Zulu is a South African language spoken mainly by the South African community. A great number of Zulu speakers can also be found in Gauteng and Mpumalanga. Zulu became one of the nine native languages in 1994 and came to be officially recognized by the first post-apartheid Constitution in South Africa.

There are about 10 million Zulu speakers in the world, a majority of who live in South Africa. In 1994, Zulu became the 11th official language of South Africa.

The Zulu linguists generally tend to avoid the language prefix, as a result of which ‘isiZulu’ is commonly referred to as “Zulu”. Zulu is a tonal language like other home-grown South African languages where the structure of the sentence is governed by the noun. Like most Bantu languages, Zulu too is written using the Latin alphabet.

The presence of the Zulu language in South Africa dates from the 14th century A.D. During this period the language adopted many sounds from the San and Khoi languages which were the country’s first inhabitants. As a result, the click consonants are still preserved in the Zulu language despite the extermination of the San and Khoi languages.

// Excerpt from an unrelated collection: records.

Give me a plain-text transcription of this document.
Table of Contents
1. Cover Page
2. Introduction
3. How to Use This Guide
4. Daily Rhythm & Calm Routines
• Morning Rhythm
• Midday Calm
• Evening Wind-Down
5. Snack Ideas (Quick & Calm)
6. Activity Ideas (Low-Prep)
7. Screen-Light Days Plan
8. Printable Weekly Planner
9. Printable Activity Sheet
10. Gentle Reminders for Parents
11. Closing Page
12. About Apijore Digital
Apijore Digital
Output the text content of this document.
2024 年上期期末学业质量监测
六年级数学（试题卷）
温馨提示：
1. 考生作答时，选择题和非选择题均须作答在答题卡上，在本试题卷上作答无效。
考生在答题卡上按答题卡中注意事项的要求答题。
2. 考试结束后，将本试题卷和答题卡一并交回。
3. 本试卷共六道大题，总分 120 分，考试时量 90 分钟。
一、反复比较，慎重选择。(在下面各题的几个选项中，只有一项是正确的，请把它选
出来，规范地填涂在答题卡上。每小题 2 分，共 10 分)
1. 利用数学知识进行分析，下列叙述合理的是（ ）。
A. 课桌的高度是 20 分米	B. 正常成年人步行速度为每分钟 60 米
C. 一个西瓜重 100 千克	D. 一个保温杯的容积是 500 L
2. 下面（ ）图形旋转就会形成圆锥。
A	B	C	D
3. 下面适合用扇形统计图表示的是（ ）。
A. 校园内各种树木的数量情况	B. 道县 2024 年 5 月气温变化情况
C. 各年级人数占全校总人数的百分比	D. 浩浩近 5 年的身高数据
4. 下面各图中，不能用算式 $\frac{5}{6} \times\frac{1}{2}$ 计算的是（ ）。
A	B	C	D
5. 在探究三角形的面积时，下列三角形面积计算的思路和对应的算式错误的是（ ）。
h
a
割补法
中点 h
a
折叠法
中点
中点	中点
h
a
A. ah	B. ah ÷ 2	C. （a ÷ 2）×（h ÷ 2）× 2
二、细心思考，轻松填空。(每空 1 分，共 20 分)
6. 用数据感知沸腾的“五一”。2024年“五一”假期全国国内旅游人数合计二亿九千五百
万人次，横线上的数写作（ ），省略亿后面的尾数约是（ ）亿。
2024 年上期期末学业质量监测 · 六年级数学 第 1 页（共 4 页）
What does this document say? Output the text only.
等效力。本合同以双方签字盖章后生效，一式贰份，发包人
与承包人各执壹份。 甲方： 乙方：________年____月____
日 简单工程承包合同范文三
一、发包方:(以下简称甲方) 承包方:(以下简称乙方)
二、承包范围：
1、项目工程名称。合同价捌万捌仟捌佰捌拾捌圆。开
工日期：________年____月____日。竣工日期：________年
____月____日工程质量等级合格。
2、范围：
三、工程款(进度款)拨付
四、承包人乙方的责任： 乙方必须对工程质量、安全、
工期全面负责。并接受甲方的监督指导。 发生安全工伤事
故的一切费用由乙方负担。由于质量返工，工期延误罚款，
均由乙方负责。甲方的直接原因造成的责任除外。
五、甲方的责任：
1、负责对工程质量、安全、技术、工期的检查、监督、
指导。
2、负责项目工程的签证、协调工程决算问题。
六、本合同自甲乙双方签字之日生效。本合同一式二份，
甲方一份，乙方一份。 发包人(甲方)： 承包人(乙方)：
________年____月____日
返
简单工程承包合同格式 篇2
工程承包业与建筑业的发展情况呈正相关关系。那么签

Similar to all other local South African languages, Zulu was an oral language until it came in contact with the missionaries from Europe who documented Zulu using the Latin alphabet. Written Zulu was thus discovered in the 19th century. The foremost Zulu book called Incwadi Yokuqala Yabafundayo concentrated on the spellings of Zulu words and the Old Testament’s history.

In 1994, after the changeover in democracy, the accountability of language policy and development was taken care of by the Department of Arts, Science, Technology and Culture. A new organization called the Pan South African Language Board was formed, which entrusted the responsibility of language planning. The Zulu Lexicography unit was formed for developing terminology in the language.

While Zulu is well recognized on radio and television and has established its place in a popular African language newspaper - Ilanga, it has failed to see much progress in the education sector. Although the Zulu language is a subject in school at all levels, it is taught only from Grade 1 to 3 as a medium of instruction.